Но я прокрался за ним, и пока он был в туалете, я деликатно покашливал за дверью. Я не вынесу вида удавленника, тем более друга. Да какая разница-то — друга, не друга?! Никакого не вынесу. Хоть я и медбрат.
— Ты уйдешь или нет? — сдавленно крикнул Дима из-за двери.
— Дай клятву, что ты не повесишься, — непреклонно потребовал я.
— Где мне тут вешаться? — обиделся Дима. — На унитазе? Ты думаешь, что говоришь-то?
Ну хорошо, я ушел, но недалеко. На кухню. Кстати, покормить попугая. Зеленый мой друг вспорхнул мне на плечо и больно ущипнул за щеку. Удивительно злые попугаи. Я насыпал ему пшена, налил свежей водички. Потом я вернулся, потом раздался шум смываемой воды, и я перевел дух. Дима был жив. Сейчас мы с ним выпьем!

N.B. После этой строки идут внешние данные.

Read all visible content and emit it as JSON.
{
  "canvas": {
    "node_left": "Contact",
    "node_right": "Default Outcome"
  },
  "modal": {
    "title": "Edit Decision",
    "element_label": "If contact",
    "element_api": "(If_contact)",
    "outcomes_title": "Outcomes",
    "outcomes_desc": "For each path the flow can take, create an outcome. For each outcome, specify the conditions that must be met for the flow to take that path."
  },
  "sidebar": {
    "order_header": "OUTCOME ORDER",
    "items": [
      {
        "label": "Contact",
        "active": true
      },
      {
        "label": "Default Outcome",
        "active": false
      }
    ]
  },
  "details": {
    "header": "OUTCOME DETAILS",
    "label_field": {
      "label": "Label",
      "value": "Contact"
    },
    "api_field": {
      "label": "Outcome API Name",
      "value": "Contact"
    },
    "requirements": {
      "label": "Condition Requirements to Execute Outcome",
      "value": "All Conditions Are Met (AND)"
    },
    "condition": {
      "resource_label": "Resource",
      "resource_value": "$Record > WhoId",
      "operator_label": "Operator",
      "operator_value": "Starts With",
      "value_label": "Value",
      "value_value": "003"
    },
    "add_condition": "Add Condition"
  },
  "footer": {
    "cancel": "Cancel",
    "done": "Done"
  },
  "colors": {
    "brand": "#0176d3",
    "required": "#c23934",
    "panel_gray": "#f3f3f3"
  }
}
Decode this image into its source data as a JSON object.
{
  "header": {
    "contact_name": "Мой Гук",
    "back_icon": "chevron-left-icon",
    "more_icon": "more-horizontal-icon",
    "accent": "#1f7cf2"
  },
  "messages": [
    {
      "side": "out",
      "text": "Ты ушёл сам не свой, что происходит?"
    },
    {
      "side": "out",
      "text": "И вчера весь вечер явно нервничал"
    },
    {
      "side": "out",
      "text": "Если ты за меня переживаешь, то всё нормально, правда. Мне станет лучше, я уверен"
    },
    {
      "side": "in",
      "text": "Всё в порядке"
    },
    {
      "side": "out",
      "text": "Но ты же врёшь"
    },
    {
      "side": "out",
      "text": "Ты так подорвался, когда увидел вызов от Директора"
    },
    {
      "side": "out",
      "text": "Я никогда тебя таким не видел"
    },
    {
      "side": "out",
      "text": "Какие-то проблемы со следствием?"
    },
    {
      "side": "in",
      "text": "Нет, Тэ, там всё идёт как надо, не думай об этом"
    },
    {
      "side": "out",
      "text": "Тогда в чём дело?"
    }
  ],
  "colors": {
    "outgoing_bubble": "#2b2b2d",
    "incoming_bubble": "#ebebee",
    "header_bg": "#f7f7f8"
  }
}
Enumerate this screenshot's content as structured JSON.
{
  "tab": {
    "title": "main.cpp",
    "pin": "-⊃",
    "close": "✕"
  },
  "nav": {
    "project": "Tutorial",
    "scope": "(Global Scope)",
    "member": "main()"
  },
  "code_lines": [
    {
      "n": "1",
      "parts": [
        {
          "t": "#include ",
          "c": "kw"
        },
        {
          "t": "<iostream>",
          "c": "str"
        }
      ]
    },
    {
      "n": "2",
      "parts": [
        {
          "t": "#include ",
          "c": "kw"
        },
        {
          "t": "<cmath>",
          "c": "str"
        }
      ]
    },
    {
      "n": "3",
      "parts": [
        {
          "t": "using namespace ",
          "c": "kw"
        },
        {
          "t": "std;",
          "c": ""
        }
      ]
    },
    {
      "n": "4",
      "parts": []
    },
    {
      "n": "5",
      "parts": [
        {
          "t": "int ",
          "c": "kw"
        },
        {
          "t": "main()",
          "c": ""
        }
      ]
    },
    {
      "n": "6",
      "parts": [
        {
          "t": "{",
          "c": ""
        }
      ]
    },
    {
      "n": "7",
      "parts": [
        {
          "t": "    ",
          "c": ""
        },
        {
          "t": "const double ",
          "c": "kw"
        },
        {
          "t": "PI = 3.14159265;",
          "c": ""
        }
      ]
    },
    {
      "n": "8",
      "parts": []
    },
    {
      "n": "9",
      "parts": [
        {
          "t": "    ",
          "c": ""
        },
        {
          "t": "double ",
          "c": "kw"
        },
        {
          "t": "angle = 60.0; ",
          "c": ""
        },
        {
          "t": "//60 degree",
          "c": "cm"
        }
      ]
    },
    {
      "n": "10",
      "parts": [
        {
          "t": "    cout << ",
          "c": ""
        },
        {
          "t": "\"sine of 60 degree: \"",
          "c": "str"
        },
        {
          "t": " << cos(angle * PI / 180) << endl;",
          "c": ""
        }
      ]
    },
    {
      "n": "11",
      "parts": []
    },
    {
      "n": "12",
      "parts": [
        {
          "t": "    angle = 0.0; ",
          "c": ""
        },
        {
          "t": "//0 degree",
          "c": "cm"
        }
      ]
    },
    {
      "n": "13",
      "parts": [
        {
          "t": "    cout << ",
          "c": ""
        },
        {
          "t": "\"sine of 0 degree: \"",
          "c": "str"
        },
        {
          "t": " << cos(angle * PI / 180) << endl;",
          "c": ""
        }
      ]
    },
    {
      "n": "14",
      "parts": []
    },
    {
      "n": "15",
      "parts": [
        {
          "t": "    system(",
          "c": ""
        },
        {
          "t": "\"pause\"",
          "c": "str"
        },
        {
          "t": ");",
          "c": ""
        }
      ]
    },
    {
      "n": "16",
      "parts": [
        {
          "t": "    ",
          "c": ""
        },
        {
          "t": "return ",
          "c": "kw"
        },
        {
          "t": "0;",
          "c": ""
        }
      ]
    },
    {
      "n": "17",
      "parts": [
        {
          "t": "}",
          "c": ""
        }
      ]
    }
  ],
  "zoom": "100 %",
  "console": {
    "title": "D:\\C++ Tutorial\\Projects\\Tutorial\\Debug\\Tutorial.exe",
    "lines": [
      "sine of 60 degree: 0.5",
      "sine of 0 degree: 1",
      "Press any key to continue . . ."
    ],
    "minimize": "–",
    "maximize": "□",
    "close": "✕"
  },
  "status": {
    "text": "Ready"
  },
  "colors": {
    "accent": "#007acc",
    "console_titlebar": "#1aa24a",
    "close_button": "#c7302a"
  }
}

Когда он вошел в залу, я закричал ему:
— Хочешь, хочешь, я рискну и попрошу у соседей хлеба? Хлеба! В конце-то концов, хлебом люди обязаны делиться! Обязаны! Несмотря ни на что!
Дима посмотрел на меня. И что-то поразило меня в его лице, так поразило. Но я не понял — что, и тут же забыл. Потому что Дима сказал:
— Включи лучше телевизор.
— Ой, с удовольствием! — я так обрадовался простоте просьбы. Я включил, а там все еще нюнил «Голубой огонек», и в этот раз с экрана какая-то тетка нудила из старинных времен. Она пела, покачиваясь: «Эсли я тэбя прыду-маля, стань такым, как я хосю…»
— Господи Боже мой! — воскликнул я. — Дима, убери эту дуру!
Что-то темное метнулось ко мне и вцепилось мне в горло. Удушаемый, я выкатил глаза: мерцающее, скалилось, косило лицо Димы надо мной, жаром веяло от него, воспалением, и недавнее, поразившее меня, вдруг вспыхнуло вновь: кого, кого ты напомнил мне, Дима, удушающий меня, косоглазо пьющий зрачки мои, пристально и тускло следящий за гаснущим светом моим…
…Я изловчился и ткнул Диму в пах.
— Ты-ы просто сво-олочь ка-акая-то. Ты-ы приду-у-урок.
Дима хрипел и смотрел ненавидяще.
— Ты-ы хо-оть понимаешь, Ди-има, что ты в гостях на-аходишь-ся? Ты ко-огда по по-одвалам под ба-атаре-ей спишь, ты при-и-ихо-дишь и сра-азу на мо-ою по-ос-тель. Ты-ы да-аже не мо-оешься, сво-олочь.
— Ты че, ниче не понял? — поразился Дима.
— А я и не со-обираюсь по-онимать! — пел я. — Я-а-а уст-а-ал от тебя, ко-озел. Мне-е шею бо-о-ольно…
— Леха, ведь это она! — жарко выдохнул Дима. — Это она и есть, моя любовь. Ты понял, Леха?
Я мгновенно залился своим раздольным заливистым смехом. Я вмиг все простил ради такого.
— Будешь смеяться, убью, — предупредил Дима.
Но я замахал на него, замотал головой, и ему пришлось ждать, пока я отзвеню, откачаюсь.
— Дима, но как же это может быть она, если это такая Аида Иванова и все? — простонал я, изнемогши.
Но Дима даже не вспылил. Усмехнувшись, он остренько глянул на меня темноблестящими глазками. Умненькими такими, на самом деле-то. А я почему-то рассердился.
— Такая Иванова, и все! — крикнул я. — Такая старая Аида, черт ее знает, что это такое!
Я затрясся всей тушей, кровь загудела во мне, в голове поплыло, засверкало, скулы свело до слез, но я чутко следил за Димой; если посмеет он шевельнуться — хотя бы пальцем одним — я прогрызу ему глотку.